Soon now it will be Christmas of the two thousandth year of Christ.
Lyda and I have done our shopping. I have wrapped and sent off my gifts to the absent ones, and have nearly finished with the others. I have wrapped Virgie's present and laid it by, in case he reappears. Up in the boys' old room, where the morning light is strong and I do my sewing, I am making new kitchen curtains for Lyda.
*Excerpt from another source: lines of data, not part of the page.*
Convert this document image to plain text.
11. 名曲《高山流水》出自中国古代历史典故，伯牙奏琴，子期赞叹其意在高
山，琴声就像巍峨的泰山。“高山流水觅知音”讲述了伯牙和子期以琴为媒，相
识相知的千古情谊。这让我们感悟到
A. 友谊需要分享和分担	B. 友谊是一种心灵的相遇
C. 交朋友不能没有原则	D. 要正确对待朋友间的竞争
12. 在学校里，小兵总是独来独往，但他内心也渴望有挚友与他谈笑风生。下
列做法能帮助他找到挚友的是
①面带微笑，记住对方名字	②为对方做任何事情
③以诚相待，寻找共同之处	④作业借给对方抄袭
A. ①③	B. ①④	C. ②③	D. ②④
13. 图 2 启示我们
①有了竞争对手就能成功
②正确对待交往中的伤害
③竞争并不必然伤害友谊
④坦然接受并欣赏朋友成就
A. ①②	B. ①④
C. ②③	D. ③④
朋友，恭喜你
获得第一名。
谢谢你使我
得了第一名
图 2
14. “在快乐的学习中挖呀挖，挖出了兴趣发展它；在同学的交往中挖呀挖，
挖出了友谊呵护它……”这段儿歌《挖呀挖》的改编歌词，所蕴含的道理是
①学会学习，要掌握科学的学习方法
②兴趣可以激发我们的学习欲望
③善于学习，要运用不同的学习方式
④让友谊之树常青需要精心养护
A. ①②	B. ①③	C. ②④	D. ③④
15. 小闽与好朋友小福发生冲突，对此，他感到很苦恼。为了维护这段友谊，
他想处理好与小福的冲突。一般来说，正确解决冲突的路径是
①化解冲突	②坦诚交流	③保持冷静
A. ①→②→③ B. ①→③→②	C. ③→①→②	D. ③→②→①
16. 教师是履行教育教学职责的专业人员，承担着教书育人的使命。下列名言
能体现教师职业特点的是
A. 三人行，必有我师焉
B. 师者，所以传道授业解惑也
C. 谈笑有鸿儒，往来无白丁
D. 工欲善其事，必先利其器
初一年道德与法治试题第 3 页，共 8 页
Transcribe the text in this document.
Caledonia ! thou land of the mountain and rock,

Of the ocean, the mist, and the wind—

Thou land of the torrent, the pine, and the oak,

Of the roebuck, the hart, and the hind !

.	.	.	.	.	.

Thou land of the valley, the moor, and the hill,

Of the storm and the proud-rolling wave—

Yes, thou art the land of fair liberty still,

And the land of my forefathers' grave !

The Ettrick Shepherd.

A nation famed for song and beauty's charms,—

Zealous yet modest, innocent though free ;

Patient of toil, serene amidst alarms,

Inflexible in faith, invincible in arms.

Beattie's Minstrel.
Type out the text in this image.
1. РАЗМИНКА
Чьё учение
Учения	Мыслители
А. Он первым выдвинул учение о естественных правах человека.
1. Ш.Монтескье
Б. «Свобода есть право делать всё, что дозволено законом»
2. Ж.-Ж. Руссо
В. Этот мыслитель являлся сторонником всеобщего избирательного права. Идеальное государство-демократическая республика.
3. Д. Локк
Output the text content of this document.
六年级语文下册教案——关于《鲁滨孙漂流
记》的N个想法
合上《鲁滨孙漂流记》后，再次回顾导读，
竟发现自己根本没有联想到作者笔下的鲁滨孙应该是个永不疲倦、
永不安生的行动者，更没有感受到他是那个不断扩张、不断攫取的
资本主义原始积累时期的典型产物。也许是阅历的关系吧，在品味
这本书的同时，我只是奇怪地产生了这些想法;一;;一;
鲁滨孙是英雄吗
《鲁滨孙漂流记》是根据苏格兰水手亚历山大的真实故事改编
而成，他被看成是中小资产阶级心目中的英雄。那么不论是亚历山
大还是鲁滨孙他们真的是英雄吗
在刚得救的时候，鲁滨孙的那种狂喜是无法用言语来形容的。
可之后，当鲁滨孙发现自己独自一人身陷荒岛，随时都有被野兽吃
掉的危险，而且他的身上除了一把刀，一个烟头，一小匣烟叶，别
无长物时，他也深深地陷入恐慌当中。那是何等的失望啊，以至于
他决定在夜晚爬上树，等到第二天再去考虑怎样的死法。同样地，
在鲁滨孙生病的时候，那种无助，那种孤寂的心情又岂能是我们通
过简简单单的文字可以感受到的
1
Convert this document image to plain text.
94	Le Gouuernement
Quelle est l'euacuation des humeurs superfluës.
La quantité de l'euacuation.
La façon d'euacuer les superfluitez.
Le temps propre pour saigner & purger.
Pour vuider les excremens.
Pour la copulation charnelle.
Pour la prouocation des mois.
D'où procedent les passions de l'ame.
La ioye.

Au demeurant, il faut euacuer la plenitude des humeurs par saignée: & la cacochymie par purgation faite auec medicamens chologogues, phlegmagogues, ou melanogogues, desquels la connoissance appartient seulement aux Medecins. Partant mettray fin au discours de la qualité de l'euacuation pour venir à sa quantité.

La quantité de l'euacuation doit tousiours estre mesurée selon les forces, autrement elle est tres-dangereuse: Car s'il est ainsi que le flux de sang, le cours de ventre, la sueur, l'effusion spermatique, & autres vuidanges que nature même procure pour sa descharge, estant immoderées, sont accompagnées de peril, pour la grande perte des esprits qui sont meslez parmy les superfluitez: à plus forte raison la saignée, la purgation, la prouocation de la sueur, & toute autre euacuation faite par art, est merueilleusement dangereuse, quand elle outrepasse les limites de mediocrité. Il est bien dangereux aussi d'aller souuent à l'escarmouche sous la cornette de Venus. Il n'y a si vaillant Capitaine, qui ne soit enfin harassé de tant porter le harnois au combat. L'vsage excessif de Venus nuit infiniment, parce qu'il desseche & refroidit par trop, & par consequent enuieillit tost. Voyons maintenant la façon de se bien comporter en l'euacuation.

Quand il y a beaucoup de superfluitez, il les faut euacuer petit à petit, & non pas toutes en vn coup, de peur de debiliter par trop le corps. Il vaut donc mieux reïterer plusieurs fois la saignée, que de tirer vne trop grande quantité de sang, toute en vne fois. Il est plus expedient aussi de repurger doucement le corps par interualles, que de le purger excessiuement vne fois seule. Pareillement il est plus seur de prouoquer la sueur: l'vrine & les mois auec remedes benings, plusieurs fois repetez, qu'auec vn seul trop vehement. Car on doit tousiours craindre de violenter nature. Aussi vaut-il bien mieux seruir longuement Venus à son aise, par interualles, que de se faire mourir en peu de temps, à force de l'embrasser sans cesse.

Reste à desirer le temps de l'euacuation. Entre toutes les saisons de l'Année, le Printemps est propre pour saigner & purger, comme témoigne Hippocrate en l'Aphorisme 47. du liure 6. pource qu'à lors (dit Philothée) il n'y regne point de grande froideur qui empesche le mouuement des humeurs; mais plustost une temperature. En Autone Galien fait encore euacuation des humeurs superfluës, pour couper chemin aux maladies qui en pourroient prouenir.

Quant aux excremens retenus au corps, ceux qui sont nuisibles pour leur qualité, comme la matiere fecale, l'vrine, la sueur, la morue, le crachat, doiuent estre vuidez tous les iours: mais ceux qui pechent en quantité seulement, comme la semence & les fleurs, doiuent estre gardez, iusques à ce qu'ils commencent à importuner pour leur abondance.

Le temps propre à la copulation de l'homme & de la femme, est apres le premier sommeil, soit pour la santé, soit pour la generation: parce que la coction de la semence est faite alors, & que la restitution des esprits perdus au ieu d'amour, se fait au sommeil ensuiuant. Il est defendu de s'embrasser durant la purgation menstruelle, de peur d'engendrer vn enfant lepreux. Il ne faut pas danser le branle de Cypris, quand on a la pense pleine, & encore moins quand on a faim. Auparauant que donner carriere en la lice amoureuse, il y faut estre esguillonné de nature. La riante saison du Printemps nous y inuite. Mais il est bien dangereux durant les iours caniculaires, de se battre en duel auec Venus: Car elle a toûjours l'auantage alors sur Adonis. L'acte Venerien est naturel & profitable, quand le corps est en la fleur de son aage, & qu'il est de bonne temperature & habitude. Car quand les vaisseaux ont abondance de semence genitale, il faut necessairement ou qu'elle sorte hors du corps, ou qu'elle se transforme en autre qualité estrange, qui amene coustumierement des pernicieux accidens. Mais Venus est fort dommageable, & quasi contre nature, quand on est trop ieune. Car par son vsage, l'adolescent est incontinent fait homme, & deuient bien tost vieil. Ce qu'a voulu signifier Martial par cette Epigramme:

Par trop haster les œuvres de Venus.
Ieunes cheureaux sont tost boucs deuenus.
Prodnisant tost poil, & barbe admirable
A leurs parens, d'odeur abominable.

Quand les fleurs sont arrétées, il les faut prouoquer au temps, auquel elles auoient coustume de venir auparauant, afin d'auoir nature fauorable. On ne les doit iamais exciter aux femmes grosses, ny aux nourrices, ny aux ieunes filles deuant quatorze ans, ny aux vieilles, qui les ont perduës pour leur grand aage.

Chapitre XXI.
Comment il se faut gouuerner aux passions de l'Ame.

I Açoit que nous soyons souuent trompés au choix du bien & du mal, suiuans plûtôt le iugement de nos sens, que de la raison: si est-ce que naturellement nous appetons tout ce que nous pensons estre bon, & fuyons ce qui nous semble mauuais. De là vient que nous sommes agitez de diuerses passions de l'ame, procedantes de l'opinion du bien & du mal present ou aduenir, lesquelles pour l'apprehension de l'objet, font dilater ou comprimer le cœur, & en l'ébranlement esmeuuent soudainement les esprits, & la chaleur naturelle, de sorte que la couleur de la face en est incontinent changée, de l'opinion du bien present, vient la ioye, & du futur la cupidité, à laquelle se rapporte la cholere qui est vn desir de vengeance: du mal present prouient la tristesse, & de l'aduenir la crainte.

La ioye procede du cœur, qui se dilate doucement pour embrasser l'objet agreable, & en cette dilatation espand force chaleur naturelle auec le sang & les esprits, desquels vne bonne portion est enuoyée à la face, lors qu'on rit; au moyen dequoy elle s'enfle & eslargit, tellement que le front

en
I find plenty to do. I keep house and cook. In fit weather I take my walks. For company I go to church or drive over to Lyda and Danny's, or I go and visit an hour or two at Andy and Flora Catlett's to see what is in their minds. Sometimes they drive over here and sit till bedtime. Sometimes, a haunted old woman, I wander about in this house that Nathan and I renewed, that is now aged and worn by our life in it. How many steps, wearing the thresholds? I look at it all again. Sometimes it fills to the brim with sorrow, which signifies the joy that has been here, and the love. It is entirely a gift. There is a silence here now that is the absence of many voices. In that silence I can no longer bear the television or the radio. Margaret and Lyda insist that I keep the telephone, but I hate to hear it ring. I read books, whose voices don't disturb the silence. Sometimes I sit still in my chair late into the night, telling over this story to myself.